Go for a walk. If you 're taking a longer break or lunch break - get out of the house. Get some exercise. You'll come back refreshed and ready to focus on the next task at hand. I'd usually suggest occasionally going out to grab something for lunch, but in this coronavirus situation that most likely isn't possible. You could still, however, drive to a take-out restaurant to get a cup of coffee or lunch-to-go.
Stay Connected: Communicate and collaborate with your coworkers.
One of the challenges of working remotely is to not feel isolated. It takes a different type of effort to stay connected to both your coworkers and managers. If your company already uses technology to communicate this will be easier for you from the start.
Workplace communication tools, such as Slack, provide "a single place for messaging, tools and files." This is an effective means of collaborating when files need to be shared and multiple people are involved. Instead of having to pick up the phone every time you have a question, this form of instant messaging is a great option.

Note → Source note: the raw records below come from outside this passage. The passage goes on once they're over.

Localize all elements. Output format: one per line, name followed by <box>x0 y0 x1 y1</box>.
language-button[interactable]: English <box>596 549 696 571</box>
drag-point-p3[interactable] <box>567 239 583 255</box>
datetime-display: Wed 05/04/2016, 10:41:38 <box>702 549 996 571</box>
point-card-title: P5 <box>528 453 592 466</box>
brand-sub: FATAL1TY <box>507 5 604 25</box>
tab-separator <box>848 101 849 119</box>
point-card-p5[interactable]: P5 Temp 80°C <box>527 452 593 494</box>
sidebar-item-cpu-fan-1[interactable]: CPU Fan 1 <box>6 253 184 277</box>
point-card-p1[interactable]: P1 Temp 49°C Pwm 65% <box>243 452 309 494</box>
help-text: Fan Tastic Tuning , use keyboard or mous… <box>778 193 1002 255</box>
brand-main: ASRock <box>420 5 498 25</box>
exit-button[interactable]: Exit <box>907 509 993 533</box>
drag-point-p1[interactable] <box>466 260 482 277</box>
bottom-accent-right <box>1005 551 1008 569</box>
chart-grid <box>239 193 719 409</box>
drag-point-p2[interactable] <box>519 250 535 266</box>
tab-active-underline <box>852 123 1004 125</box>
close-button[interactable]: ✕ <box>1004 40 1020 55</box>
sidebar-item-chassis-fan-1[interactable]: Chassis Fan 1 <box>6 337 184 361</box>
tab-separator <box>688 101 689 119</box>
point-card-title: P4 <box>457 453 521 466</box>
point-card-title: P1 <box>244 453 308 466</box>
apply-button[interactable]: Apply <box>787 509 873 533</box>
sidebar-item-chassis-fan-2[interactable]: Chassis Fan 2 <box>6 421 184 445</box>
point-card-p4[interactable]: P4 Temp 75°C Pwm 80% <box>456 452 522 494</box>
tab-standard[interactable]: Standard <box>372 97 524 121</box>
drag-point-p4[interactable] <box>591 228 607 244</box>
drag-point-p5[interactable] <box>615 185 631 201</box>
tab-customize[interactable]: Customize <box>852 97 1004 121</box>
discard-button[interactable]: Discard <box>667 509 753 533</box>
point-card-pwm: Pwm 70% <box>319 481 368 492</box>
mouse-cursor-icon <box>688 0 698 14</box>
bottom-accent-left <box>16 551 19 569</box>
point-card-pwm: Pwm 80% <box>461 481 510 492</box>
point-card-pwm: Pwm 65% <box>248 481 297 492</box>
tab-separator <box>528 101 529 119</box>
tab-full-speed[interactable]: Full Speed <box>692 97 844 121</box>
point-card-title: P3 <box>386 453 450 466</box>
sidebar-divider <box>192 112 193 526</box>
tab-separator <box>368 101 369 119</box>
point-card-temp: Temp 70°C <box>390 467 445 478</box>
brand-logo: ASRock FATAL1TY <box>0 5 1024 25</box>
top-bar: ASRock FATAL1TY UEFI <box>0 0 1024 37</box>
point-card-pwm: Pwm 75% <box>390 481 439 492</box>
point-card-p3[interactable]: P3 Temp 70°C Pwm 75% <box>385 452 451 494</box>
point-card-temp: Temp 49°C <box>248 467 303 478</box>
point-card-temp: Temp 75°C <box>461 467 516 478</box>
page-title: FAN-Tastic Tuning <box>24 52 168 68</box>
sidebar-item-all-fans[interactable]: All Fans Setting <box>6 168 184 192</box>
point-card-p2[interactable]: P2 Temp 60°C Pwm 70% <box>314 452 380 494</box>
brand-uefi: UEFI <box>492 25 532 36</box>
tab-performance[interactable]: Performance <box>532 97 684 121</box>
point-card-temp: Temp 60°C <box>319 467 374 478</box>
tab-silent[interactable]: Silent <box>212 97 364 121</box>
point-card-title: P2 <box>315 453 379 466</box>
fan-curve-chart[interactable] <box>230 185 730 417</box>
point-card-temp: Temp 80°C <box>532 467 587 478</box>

Use of video conferencing allows you to have those face-to-face meeting, even though you are in different locations. Just remember to pay attention to your surroundings and background in your video path, as well as the noise level in the area you're in. Follow Liane Cassavoy's advice, "If you're working remotely, you still need to dress well, [and] clean up your ares..." For more tips, read Liane's article "I was a webcam zombie! How to look alive and professional in videoconferences and web meetings."
Hopefully you'll find that working remotely has many benefits. Once you determine and find a solution to the unique challenges that come along with it you will also discover the rewards. Good luck with your new work location. Now go get your office set up!